Reinicke double majored in Biochemistry and Marine Biology at HPU, graduating summa cum laude. His resume is teeming with honors – National Honor Society, overall outstanding student in Natural Sciences, outstanding student in Oceanography, outstanding student in Chemistry and etcetera.
He says BSC Chemistry faculty Tim Thorstenson, Frank Koch and Mary Ann Durick brought chemistry to life for him, helping him marry the disciplines that have shaped his career to date.
“My whole point to going back to school was to fulfill my childhood dream and get a career that I enjoy,” Reinicke says. Reinicke has researched marine natural products, served as an adjunct instructor and is currently the Instrument Specialist for the Daniel K. Inouye College of Pharmacy at the University of Hawaii at Hilo. In that role, he manages an analytical core facility that facilitates pharmaceutical science research in areas such as natural products and medicinal chemistry.
He’s currently in the process of launching a side business raising marine ornamental fish for the aquarium trade, alleviating the pressure for wild caught specimens.
His lifelong love of aquariums and fishing along with his work with BSC Associate Biology Professor Jean Rolandelli on the saltwater aquariums in Schafer Hall, inspired his fish breeding venture.
“I wanted to study marine biology, but had no exposure. In landlocked North Dakota we don’t understand the world’s oceans and their importance to the globe.”

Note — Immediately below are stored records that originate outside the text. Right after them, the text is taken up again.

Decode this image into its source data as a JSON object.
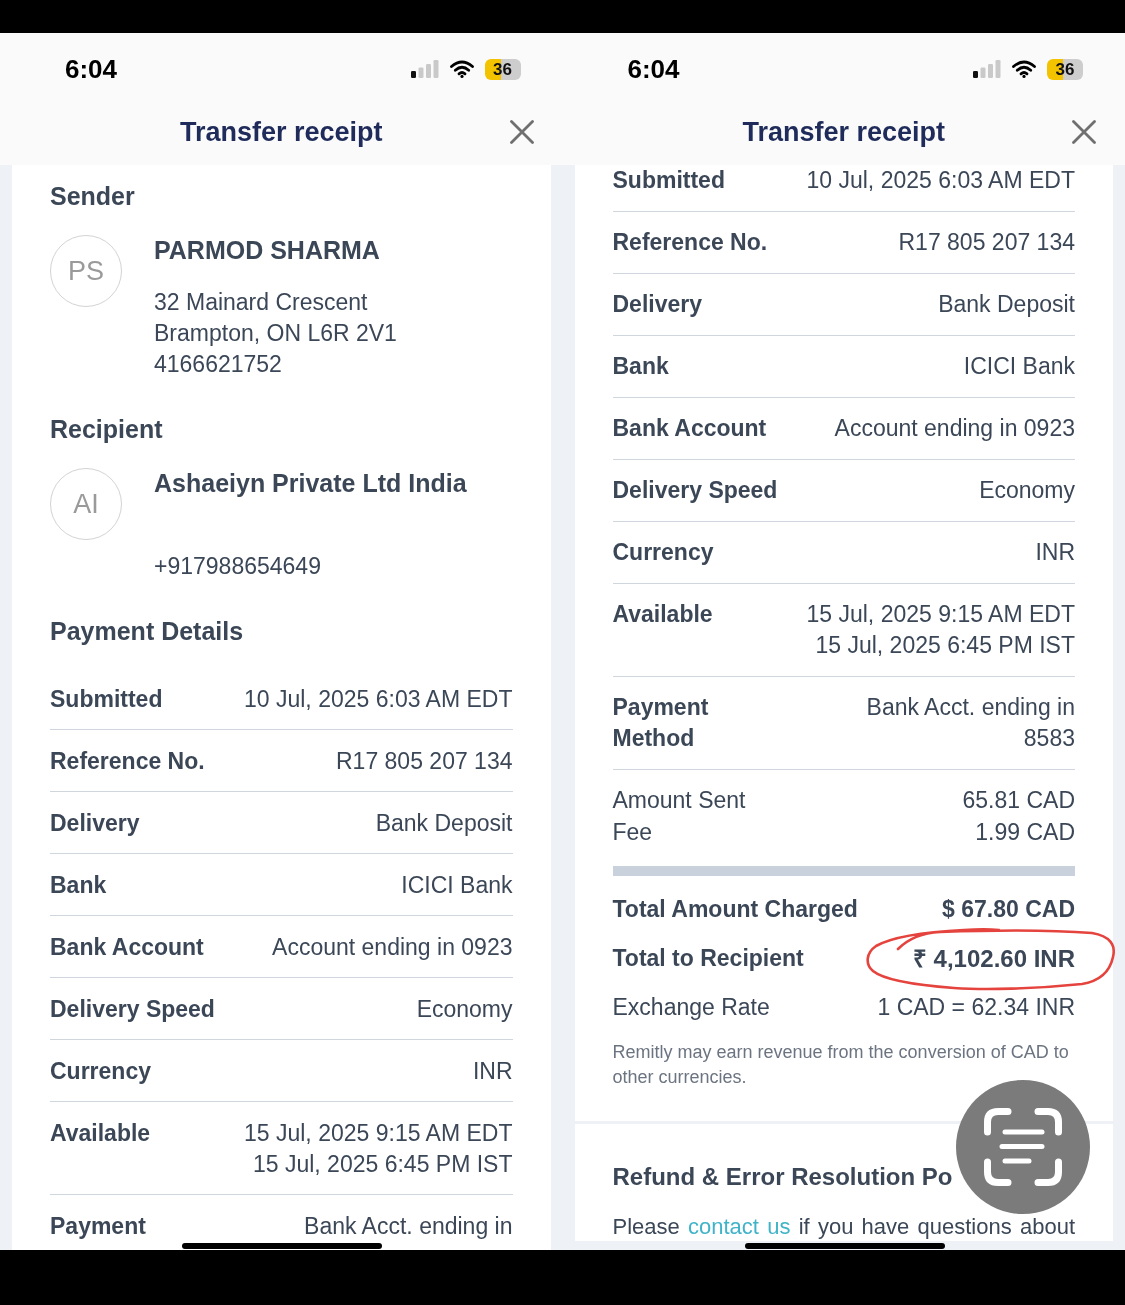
{
  "screens": [
    {
      "status_bar": {
        "time": "6:04",
        "battery": "36"
      },
      "header": {
        "title": "Transfer receipt"
      },
      "scan_button": false,
      "cards": [
        {
          "blocks": [
            {
              "kind": "heading",
              "text": "Sender"
            },
            {
              "kind": "party",
              "initials": "PS",
              "name": "PARMOD SHARMA",
              "address": [
                "32 Mainard Crescent",
                "Brampton, ON L6R 2V1"
              ],
              "phone": "4166621752"
            },
            {
              "kind": "heading",
              "text": "Recipient"
            },
            {
              "kind": "party",
              "initials": "AI",
              "name": "Ashaeiyn Private Ltd India",
              "phone": "+917988654649"
            },
            {
              "kind": "heading",
              "text": "Payment Details"
            },
            {
              "kind": "row",
              "label": "Submitted",
              "values": [
                "10 Jul, 2025 6:03 AM EDT"
              ]
            },
            {
              "kind": "row",
              "label": "Reference No.",
              "values": [
                "R17 805 207 134"
              ]
            },
            {
              "kind": "row",
              "label": "Delivery",
              "values": [
                "Bank Deposit"
              ]
            },
            {
              "kind": "row",
              "label": "Bank",
              "values": [
                "ICICI Bank"
              ]
            },
            {
              "kind": "row",
              "label": "Bank Account",
              "values": [
                "Account ending in 0923"
              ]
            },
            {
              "kind": "row",
              "label": "Delivery Speed",
              "values": [
                "Economy"
              ]
            },
            {
              "kind": "row",
              "label": "Currency",
              "values": [
                "INR"
              ]
            },
            {
              "kind": "row",
              "label": "Available",
              "values": [
                "15 Jul, 2025 9:15 AM EDT",
                "15 Jul, 2025 6:45 PM IST"
              ]
            },
            {
              "kind": "row",
              "label": "Payment",
              "values": [
                "Bank Acct. ending in"
              ]
            }
          ]
        }
      ]
    },
    {
      "status_bar": {
        "time": "6:04",
        "battery": "36"
      },
      "header": {
        "title": "Transfer receipt"
      },
      "scan_button": true,
      "cards": [
        {
          "blocks": [
            {
              "kind": "row",
              "label": "Submitted",
              "values": [
                "10 Jul, 2025 6:03 AM EDT"
              ]
            },
            {
              "kind": "row",
              "label": "Reference No.",
              "values": [
                "R17 805 207 134"
              ]
            },
            {
              "kind": "row",
              "label": "Delivery",
              "values": [
                "Bank Deposit"
              ]
            },
            {
              "kind": "row",
              "label": "Bank",
              "values": [
                "ICICI Bank"
              ]
            },
            {
              "kind": "row",
              "label": "Bank Account",
              "values": [
                "Account ending in 0923"
              ]
            },
            {
              "kind": "row",
              "label": "Delivery Speed",
              "values": [
                "Economy"
              ]
            },
            {
              "kind": "row",
              "label": "Currency",
              "values": [
                "INR"
              ]
            },
            {
              "kind": "row",
              "label": "Available",
              "values": [
                "15 Jul, 2025 9:15 AM EDT",
                "15 Jul, 2025 6:45 PM IST"
              ]
            },
            {
              "kind": "row",
              "label": "Payment Method",
              "values": [
                "Bank Acct. ending in",
                "8583"
              ]
            },
            {
              "kind": "breakdown",
              "items": [
                {
                  "label": "Amount Sent",
                  "value": "65.81 CAD"
                },
                {
                  "label": "Fee",
                  "value": "1.99 CAD"
                }
              ]
            },
            {
              "kind": "summary",
              "items": [
                {
                  "kind": "total",
                  "label": "Total Amount Charged",
                  "value": "$ 67.80 CAD",
                  "circled": false
                },
                {
                  "kind": "grand_total",
                  "label": "Total to Recipient",
                  "value": "₹ 4,102.60 INR",
                  "circled": true
                },
                {
                  "kind": "rate",
                  "label": "Exchange Rate",
                  "value": "1 CAD = 62.34 INR",
                  "circled": false
                }
              ]
            },
            {
              "kind": "note",
              "text": "Remitly may earn revenue from the conversion of CAD to other currencies."
            }
          ]
        },
        {
          "blocks": [
            {
              "kind": "policy",
              "heading": "Refund & Error Resolution Po",
              "paragraph": {
                "before": "Please",
                "link": "contact us",
                "after": "if you have questions about"
              }
            }
          ]
        }
      ]
    }
  ]
}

“I was completely fascinated by the ocean because it was so mysterious to me… so much beauty and diversity.”
He got up close with that mystery in summer of 2006, when he landed a month-long research cruise in the Northwestern Hawaiian Islands also known as the Papahanaumokuakea Marine National Monument.
He spent 30 days at sea assessing spiny lobster populations around Maro Reef and Necker Island for a division of National Oceanic Atmospheric Administration (NOAA).
“I loved being on the water. It was really cool. We’d wake up, haul in the traps, collect the organisms – lobsters, reef sharks, eels, octopus – and bait traps for the next round,” he says.
Reinicke loves being in the water as well. Shortly after arriving in Hawaii, he developed a passion for freediving and spearfishing. Spearfishing combines the hunting and fishing Justin grew up with in North Dakota. Freediving is what it sounds like, diving deep into the ocean on one breath of air.
Once while spearfishing, he heard humpback whales singing. “I stopped spearfishing. I would dive down, hold onto the reef and listen to the whales sing. It’s like they were right next to me. I did this for about a half an hour coming up for air and right back down to the reef until I couldn’t hold my breath anymore. It was so majestic to hear them.”
“Down there you get intimate with the ocean because it’s just you, one breath of air and the ocean. Nothing else. You’re just like another animal in the ocean. It’s so therapeutic and freeing. ”
The revelatory moment watching Blue Planet, the pursuit of freediving and spearfishing, his academic achievements at BSC and HPU all lend themselves to an obvious analogy: He dove in with a dream, but swam with the tide to find his place.
“My dream of becoming a marine biologist was just that. Studying to be a coral reef ecologist morphed into something else. You grow and change as long as you stay true to what you’re passionate about.”
“You can’t get discouraged by hardships along the way – focus on the good not the bad. Stay on track and stay true to yourself.”